I found that he had a tendency to try and catch the ball as if it was a punt or kick-off. He'll lower both his hands together, let the ball hit his hands together and then try to bring the ball into his chest or stomach to secure it. This works for a ball that is punted high in the air, but not for a pass being squeezed into a tight throwing window.
Here's an example.
Paul ran a deep crossing route off a play-action pass. Usuallu, the linebackers bite down on the run fake and allow the receiver in behind. But on this occasion, one Panthers linebacker was able to drop to his zone as Paul ran through it. The ball is thrown low and away from the defender where only Paul can make a catch. He lowers both of his hands together as the ball arrives.
But instead of trying to let the ball get into his gut, Paul allows it to hit his hands and then attempts to trap it. But because he doesn't have any give in his hands, the ball bounces harshly off them.
On this occasion, Paul manages to get the ball back under control and secure the catch. But when he bobbles the ball like that, it's tough for the quarterback to trust him later in the game.

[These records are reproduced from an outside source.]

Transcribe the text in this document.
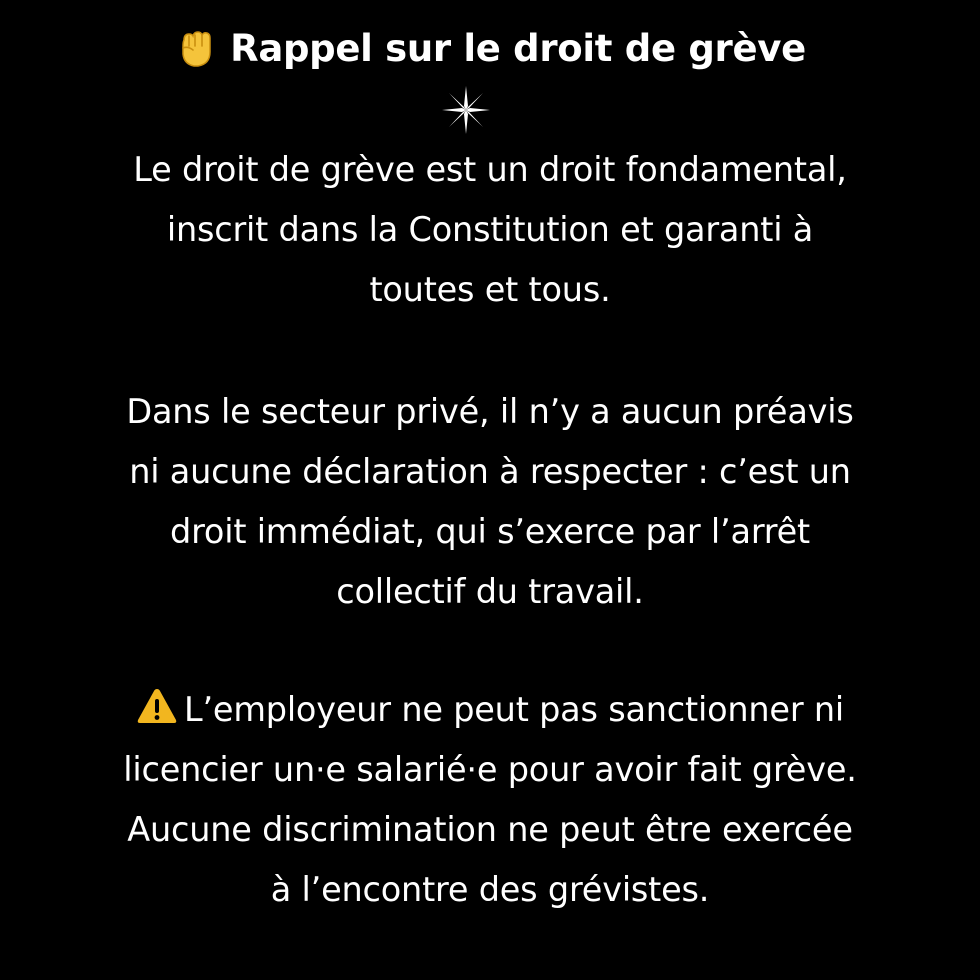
Rappel sur le droit de grève
Le droit de grève est un droit fondamental,
inscrit dans la Constitution et garanti à
toutes et tous.
Dans le secteur privé, il n’y a aucun préavis
ni aucune déclaration à respecter : c’est un
droit immédiat, qui s’exerce par l’arrêt
collectif du travail.
L’employeur ne peut pas sanctionner ni
licencier un·e salarié·e pour avoir fait grève.
Aucune discrimination ne peut être exercée
à l’encontre des grévistes.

Let's look at another play.
This play sees Paul running wide open into the flat. He turns and looks back at Griffin early and is expecting the ball. Griffin is under duress and has to make an off-balanced throw, which is slightly low and behind Paul, but perfectly catchable. But once again, Paul lowers his arms together like he's catching a punt.
Just like the last play, Paul attempts to trap the ball between his hands and his body. But because he's so desperate to trap the ball, he has no give in his hands, making the ball bobble off them.

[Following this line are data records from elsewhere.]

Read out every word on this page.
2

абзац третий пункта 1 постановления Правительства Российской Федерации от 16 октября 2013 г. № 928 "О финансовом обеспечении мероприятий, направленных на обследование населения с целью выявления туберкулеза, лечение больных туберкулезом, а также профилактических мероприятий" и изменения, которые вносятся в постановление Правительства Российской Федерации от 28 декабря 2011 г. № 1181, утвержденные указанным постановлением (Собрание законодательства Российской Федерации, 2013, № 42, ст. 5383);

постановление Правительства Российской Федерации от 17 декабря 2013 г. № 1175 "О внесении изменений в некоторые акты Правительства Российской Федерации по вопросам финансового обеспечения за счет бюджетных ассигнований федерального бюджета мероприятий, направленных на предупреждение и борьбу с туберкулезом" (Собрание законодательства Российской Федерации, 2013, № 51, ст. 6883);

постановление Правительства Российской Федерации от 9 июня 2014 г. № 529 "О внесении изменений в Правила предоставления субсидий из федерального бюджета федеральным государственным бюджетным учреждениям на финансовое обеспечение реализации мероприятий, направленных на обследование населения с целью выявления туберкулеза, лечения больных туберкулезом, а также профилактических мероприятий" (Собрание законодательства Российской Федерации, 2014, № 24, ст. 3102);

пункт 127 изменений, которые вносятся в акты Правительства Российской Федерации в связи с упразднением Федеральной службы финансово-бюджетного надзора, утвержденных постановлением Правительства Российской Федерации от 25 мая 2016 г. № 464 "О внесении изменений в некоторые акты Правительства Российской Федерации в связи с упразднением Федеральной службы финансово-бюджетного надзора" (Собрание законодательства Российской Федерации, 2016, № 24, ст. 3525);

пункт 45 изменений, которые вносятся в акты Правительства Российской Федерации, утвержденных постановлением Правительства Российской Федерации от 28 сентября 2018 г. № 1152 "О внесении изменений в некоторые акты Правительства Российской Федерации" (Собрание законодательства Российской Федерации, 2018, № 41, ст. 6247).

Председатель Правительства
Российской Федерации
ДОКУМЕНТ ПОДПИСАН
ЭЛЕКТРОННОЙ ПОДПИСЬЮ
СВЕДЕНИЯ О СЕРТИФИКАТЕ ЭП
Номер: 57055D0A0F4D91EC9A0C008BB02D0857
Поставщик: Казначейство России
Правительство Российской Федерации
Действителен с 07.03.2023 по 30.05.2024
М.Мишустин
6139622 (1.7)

This ball bounces out of Paul's grasp and falls to the ground. It should have been an easy catch and run for a nice gain, but instead it's incomplete.
It's incredibly frustrating because Paul found himself in some good positions last year, but you always felt nervous when you saw he was the one on the receiving end of the pass. The quarterback has to have trust in his targets, and Paul needs to improve his technique if he hopes of building that trust with Griffin.
One man who does have Griffin's trust is Santana Moss. He's been a reliable receiver that likes to use his body to secure passes, just like Paul. But Moss has much better technique.
From this angle, you can see Moss has one hand up above his waist with his palm facing down, rather than Paul who had both hands down with his palms facing up.
Moss creates a tight pocket for the ball to fit in between his arms and his stomach. He gets his right hand on top the of the ball to see it into the pocket he creates with his left hand. This allows him to secure the ball quickly and easily, and enables him to turn upfield and pick up the first down.
When it comes down to it, I'm not buying Paul's excuse. On the play's I showed, he located the ball with plenty of time to adjust. Neither throw just suddenly appeared on him. I am, however, hopeful that this is a fixable issue that could have a significant impact relatively quickly. If that is the case, Paul could become a very useful part of the offense. It will be interesting to see if he has improved as we move through the preseason.